Blood was running down his arm and dripping on the rag rug. The unconnected thought that she had made the rugs herself came into his mind. She had built herself a nest, he thought. He was tearing off the shirt of his silly outfit and wrapping it around his arm, then pulling it tight and holding the end with his left hand so it wouldn’t unwind.
He pushed the door again. It swung open and banged against the dresser that had been pushed against it. Holding his bleeding arm above his head, Denton nudged the door with his hip, alert for the razor, waiting for her to attack again.
The room was empty. Like the hall it was pretty. On the far wall above a double bed was the ‘little Wesselons’.
The dormer window was open.
He pushed the dresser out of the way and looked around the room for her, even bending and lifting the girlish flounce to look under the bed. She was clever enough to hide and let him think she’d gone out of the window, but she wasn’t in the room.
The dormer was high, six feet wide; the window was a tall double casement that swung from the middle post. Both leaves were open. If he went out of the wrong window, she might be able to come back in the other and escape him before he knew where she was.
He closed the door and pushed the dresser against it again to slow her if she came back in. His blood dripped on the floor and he raised the arm over his head again.
He went out of the right-hand window. When he looked down the pitch of the roof to the eave, vertigo staggered him. His old fear of heights. He closed his eyes, shook his head; then, not looking at the ground, he went out, left leg first, pulling the other after, peering around the corner of the dormer for her and pulling his head back in case the razor swung.
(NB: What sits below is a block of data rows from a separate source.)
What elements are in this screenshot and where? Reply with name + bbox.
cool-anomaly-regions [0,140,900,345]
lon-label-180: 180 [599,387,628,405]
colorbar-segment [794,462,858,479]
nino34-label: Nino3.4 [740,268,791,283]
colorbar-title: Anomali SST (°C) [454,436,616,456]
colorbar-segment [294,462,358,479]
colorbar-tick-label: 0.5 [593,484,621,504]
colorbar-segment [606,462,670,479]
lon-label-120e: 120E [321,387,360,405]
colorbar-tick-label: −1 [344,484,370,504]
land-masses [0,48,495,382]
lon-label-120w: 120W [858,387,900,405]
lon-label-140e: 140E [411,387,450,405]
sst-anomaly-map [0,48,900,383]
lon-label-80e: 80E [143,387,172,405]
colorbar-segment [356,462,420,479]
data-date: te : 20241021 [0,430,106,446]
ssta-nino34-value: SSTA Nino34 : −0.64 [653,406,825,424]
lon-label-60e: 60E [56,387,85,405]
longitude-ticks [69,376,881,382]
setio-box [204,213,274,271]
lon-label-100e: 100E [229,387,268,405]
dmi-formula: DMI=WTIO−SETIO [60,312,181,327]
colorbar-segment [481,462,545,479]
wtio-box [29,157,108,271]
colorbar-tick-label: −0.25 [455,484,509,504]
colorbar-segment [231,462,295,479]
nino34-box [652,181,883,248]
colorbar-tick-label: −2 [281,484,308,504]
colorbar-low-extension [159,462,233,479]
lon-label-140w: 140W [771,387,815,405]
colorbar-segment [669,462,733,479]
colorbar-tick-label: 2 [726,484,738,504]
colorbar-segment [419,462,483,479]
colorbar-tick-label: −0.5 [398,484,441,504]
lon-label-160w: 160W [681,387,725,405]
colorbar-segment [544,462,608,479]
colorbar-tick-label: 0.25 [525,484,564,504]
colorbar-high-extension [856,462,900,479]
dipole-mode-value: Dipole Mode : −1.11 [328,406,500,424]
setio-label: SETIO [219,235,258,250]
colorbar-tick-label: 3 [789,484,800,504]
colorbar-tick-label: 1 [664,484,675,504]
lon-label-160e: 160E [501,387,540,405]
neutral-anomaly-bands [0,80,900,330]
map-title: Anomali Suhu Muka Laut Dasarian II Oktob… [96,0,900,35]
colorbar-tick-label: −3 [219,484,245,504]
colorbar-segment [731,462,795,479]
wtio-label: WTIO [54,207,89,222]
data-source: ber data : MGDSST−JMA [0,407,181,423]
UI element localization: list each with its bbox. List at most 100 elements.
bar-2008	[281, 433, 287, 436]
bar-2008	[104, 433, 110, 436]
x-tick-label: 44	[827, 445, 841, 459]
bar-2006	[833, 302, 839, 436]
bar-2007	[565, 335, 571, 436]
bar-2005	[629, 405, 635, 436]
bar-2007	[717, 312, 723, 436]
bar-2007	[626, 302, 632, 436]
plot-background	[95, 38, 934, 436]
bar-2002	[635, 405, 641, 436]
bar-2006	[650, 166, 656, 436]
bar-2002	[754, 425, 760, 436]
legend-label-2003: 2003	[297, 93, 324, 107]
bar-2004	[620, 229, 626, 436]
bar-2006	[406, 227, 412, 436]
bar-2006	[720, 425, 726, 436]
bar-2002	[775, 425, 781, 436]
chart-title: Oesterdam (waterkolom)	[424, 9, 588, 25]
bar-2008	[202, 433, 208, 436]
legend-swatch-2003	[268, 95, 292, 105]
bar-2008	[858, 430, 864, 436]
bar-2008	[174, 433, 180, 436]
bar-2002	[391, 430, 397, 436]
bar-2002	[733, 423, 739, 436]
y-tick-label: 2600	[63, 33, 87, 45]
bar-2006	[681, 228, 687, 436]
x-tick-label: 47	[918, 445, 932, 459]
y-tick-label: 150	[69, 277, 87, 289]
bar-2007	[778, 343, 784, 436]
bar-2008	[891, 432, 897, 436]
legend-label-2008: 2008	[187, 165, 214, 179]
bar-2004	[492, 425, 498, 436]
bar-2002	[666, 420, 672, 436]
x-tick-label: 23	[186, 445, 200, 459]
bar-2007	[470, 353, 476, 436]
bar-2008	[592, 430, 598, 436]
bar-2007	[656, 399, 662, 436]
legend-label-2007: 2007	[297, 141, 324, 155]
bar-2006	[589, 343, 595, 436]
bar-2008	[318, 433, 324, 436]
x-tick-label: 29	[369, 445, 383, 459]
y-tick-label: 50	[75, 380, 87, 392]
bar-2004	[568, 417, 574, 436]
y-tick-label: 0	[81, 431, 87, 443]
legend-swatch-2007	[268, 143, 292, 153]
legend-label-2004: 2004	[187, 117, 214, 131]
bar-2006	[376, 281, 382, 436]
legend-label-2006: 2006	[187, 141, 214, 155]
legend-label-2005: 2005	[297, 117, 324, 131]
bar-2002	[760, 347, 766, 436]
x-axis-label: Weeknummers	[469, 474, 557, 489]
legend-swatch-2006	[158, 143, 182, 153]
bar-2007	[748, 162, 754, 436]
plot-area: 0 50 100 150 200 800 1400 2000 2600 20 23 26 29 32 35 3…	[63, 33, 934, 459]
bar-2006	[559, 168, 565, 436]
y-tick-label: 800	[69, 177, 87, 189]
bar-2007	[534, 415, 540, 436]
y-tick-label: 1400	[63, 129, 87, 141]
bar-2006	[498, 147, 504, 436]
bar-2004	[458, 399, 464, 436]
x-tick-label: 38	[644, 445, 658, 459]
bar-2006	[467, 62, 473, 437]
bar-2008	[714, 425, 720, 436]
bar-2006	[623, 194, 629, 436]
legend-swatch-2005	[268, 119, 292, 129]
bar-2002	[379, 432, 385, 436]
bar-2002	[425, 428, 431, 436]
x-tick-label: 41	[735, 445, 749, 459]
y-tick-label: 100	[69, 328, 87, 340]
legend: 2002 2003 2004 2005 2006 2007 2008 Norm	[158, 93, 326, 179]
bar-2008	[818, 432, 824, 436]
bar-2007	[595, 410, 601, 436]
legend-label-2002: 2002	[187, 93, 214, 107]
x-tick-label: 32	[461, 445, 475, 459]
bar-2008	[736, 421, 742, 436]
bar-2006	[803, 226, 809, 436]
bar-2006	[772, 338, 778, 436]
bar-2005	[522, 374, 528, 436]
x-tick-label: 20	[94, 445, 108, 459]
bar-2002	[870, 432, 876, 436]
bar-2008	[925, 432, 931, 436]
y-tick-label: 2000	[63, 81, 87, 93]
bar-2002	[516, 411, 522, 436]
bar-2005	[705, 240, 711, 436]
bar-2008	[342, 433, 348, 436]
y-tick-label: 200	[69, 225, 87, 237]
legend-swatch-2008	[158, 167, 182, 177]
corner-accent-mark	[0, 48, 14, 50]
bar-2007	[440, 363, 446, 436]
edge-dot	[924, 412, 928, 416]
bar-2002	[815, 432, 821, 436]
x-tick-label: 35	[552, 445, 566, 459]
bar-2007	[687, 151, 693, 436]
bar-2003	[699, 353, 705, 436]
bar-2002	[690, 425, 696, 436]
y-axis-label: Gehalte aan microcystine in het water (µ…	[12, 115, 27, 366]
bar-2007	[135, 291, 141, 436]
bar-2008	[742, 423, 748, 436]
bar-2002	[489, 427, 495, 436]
She was most of the way up the roof, heading for the peak. She was sitting, boosting herself up on her buttocks, keeping her feet and hands on the slates. She, too, was afraid of the height, he thought. When she saw him, she began to move faster. Above her and at the edge of the roof to her right was a chimney; she seemed to be making for it. Maybe there was a way down there; he didn’t think so, rather that she was going for the chimney because it was solid and seemed to offer support. If she could get down the other side of the roof, however, she could probably drop to the front garden; the house was higher at the back than the front because of the drop to the river.